Setiap seni bela diri punya rangkaian aksi terbaiknya. Taekwondo punya tendangan putar ke kepala yang menamatkan malam seseorang. Tinju punya satu pukulan bersih yang membuat kaki lawan mengajukan cerai sebelum tubuhnya jatuh ke kanvas. Karate punya papan, teriakan, seluruh tontonannya, dan beberapa jurusnya kelihatan benar-benar keren. Tunjukkan salah satu dari ini pada anak tujuh tahun, ia akan berdiri. Ia langsung paham. Ia ingin jadi seperti itu.
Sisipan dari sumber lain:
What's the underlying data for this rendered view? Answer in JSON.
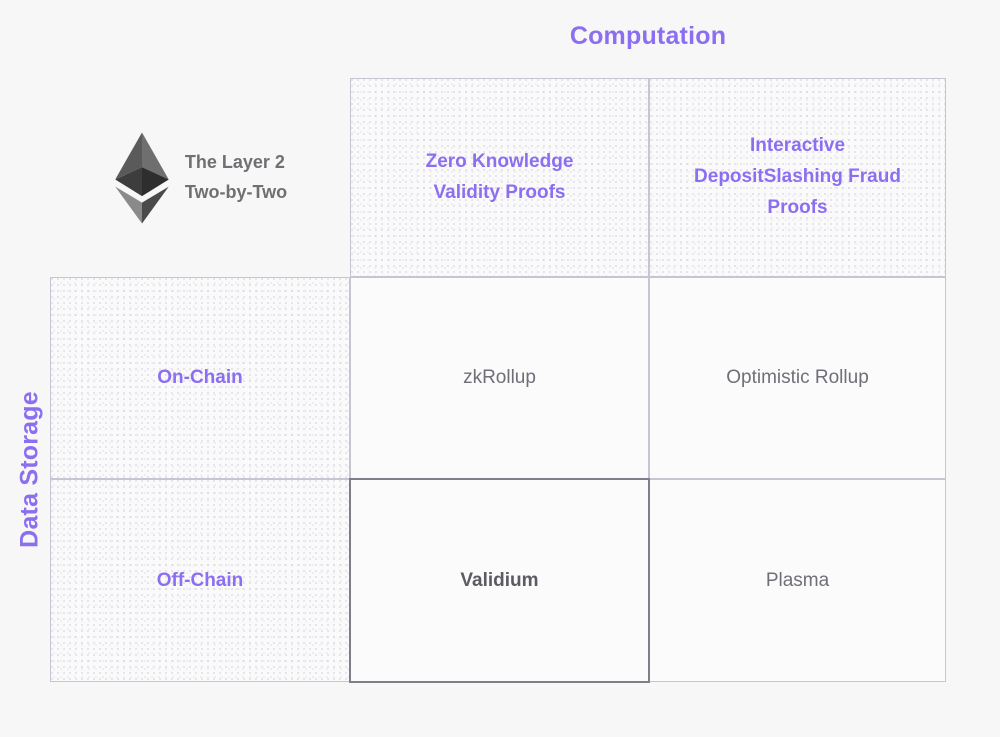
{
  "axes": {
    "column_axis_label": "Computation",
    "row_axis_label": "Data Storage"
  },
  "brand": {
    "logo_icon": "ethereum-logo",
    "title_line_1": "The Layer 2",
    "title_line_2": "Two-by-Two"
  },
  "colors": {
    "accent_purple": "#8c6ff0",
    "body_gray": "#6f6f78",
    "emphasis_gray": "#5b5b63",
    "border_light": "#c7c5d2",
    "border_highlight": "#807f89",
    "page_background": "#f7f7f7"
  },
  "matrix": {
    "column_headers": [
      {
        "line_1": "Zero Knowledge",
        "line_2": "Validity Proofs",
        "line_3": ""
      },
      {
        "line_1": "Interactive",
        "line_2": "DepositSlashing Fraud",
        "line_3": "Proofs"
      }
    ],
    "row_headers": [
      {
        "label": "On-Chain"
      },
      {
        "label": "Off-Chain"
      }
    ],
    "cells": [
      {
        "label": "zkRollup",
        "highlighted": false
      },
      {
        "label": "Optimistic Rollup",
        "highlighted": false
      },
      {
        "label": "Validium",
        "highlighted": true
      },
      {
        "label": "Plasma",
        "highlighted": false
      }
    ]
  }
}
Sekarang tunjukkan pada anak yang sama sebuah pertandingan jiu jitsu. Dua pria dewasa berpiyama seragam berbaring di lantai dan mulai berpelukan dengan pelan dan penuh pertimbangan, kaki terbuka lebar. Satu telentang. Ia tampak kalah dengan cara seperti orang yang sedang dirampok, hanya saja lebih tenang. Tidak ada yang melayang. Tidak ada yang lepas dari lantai, karena lantai adalah seluruh arenanya. Selama enam menit mereka bernapas berat ke tulang selangka satu sama lain dan sesekali salah satunya menggeser lutut dua inci, lalu seorang pria di meja samping berbisik bahwa tadi itu sebenarnya mematikan. Kamu tidak mengerti satu pun soal apa yang sedang terjadi. Si anak sudah keburu pergi menonton apa pun yang lain.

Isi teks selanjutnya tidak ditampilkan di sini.